FEMA estimates 600 houses burned in Almeda fire
The Federal Emergency Management Agency estimates 600 houses were burned by the Almeda fire that started in Ashland and tore through Talent and Phoenix this week.
FEMA issued the estimate Wednesday night in an announcement that it has authorized the use of federal funds to help with firefighting costs for the fire, which began Tuesday morning.
FEMA Region 10 Administrator Mike O’Hare approved the state of Oregon’s request for a federal fire management assistance grant Wednesday afternoon after determining the fire threatened to cause enough destruction to constitute a major disaster.
The fire burned about 3,000 acres, FEMA estimated.
An additional 35,000 homes are threatened in and around the communities of Ashland, Talent, Phoenix and Medford, FEMA determined.
Fire agencies remain active in the area, and the public is being urged to stay away from burned areas of Talent and Phoenix.
FEMA also authorized grant funding to help cover firefighting costs for the South Obenchain fire, which has burned about 20,500 acres in northern Jackson County.
FEMA said Thursday that nine structures have burned and 1,291 households are threatened in and around Eagle Point, White City, Butte Falls, Shady Cove and rural parts of northern Jackson County.
Oregon has had 11 wildfires this season qualify for the firefighting cost assistance grants, FEMA said Thursday.

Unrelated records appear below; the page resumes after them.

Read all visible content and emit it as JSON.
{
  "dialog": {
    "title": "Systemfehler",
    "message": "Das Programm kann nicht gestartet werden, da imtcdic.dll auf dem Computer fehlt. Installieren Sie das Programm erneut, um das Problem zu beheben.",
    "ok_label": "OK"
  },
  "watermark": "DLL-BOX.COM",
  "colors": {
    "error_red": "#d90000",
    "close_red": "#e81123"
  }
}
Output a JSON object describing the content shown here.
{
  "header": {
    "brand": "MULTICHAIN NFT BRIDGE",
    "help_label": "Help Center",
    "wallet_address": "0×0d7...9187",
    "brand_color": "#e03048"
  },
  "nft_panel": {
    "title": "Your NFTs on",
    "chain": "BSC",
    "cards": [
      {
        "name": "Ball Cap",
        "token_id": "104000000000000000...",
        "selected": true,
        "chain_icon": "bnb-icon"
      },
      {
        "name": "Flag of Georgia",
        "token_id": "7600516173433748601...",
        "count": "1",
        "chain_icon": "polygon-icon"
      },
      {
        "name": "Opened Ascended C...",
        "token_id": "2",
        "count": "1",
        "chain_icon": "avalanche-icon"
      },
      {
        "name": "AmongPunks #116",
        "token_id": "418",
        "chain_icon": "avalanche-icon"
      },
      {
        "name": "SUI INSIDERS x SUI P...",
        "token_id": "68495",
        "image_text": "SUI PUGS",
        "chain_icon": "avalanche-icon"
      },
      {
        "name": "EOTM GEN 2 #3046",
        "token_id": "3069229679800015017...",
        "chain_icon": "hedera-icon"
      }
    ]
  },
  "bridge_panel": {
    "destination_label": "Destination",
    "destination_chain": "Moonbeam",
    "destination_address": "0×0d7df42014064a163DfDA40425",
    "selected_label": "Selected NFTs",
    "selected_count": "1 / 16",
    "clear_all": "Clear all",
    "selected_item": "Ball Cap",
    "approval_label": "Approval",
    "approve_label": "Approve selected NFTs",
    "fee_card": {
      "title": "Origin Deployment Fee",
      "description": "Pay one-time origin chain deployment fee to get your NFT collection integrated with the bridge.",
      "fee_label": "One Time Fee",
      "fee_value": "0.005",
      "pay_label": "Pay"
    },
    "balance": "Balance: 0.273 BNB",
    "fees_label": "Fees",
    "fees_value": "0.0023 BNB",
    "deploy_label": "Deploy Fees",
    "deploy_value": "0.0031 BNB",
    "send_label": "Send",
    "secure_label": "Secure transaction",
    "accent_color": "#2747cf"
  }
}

Eligible firefighting expenses that can be covered include costs for field camps, equipment use, repair and replacement, mobilization and demobilization activities, tools, materials and supplies.
Record-breaking heat in September combined with a rare wind event created the perfect storm for fast-moving fires in Southern Oregon and elsewhere in the state.
Before the catastrophic weather, aggressive initial attack efforts by Southern Oregon firefighters had kept major wildfires at bay this summer.